Firstly, apparently, to stop the scorching of the nicely polished, shiny steel exterior, it is designed to leave much more water at the bottom, as a coolant, even after the coffee has been made. This makes it somewhat difficult to tell, from sound alone, whether it has finished. The sound doesn't change, as it used to with my aluminum ones, and if you are not careful you can end up stewing the coffee; I open the lid to check on its progress now.
Secondly, as others have mentioned, it vents steam from the reservoir holding the finished coffee in only one place, directly onto the handle; no accidents as yet but I approach using the handle with caution. It also drips coffee from the handle, being lazy my cooker has a coffee stain which I periodically wipe clean (this too is mentioned by other reviewers).
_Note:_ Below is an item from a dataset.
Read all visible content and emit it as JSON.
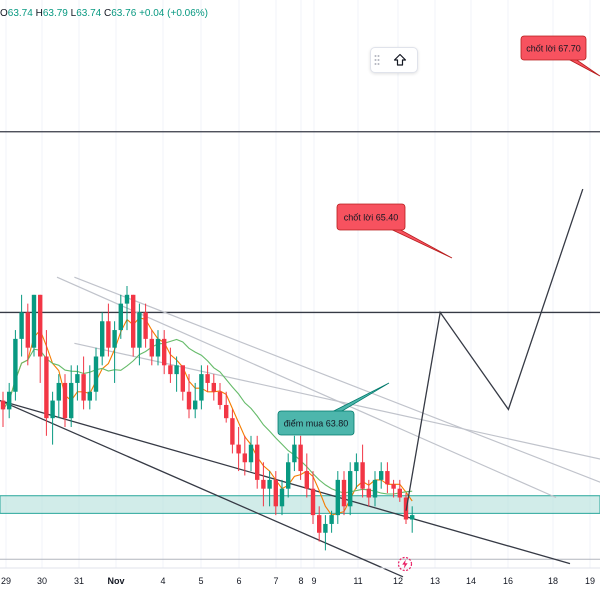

Thirdly, I was puzzled at first how the amount of coffee it produces seemed to vary considerably. In an attempt to correct this, I began to monitor the amount of water I use, curiously this didn't affect the outcome, sometimes I would get a very concentrated coffee, and when I came to empty it I found a lot of the water still in the bottom chamber, no matter how long I let it bubble away for. At other times, it seemed that almost all of the water from the bottom had been used and on these occasions it produced a much better coffee. I took to tightening the seal with extra vigor, thinking pressure might be a factor, but this didn't affect the outcome either. After some time I hit upon changing the grind of my beans (I grind the fresh beans each time I make coffee). I found this was the cause of the variability in the quantity of coffee it makes. When I use a much rougher, larger grained grind, it produces much more volume of coffee, and if I grind my beans closer to a powder, in the espresso style, I get a much smaller amount, about half I would guess- but much stronger of course. I don't have a grinder with variable settings and have learned from experience how to produce a grind that produces a good volume of coffee at the strength I like. I can only speculate why the grind affects the volume of the coffee, but in some way the finer grains restrict how much of the water in the bottom chamber is used. So for anyone struggling to get the desired volume from this machine I would suggest varying the grind and observing the results. Previously, with my aluminum devices, I never had to concern myself with grain size and could comfortably put the beans in the grinder and go to sleep whilst it ground them, now I listen carefully to the sounds to determine the grain size so as to get the desired volume and strength of coffee. Ah, the lengths we addicts will go to.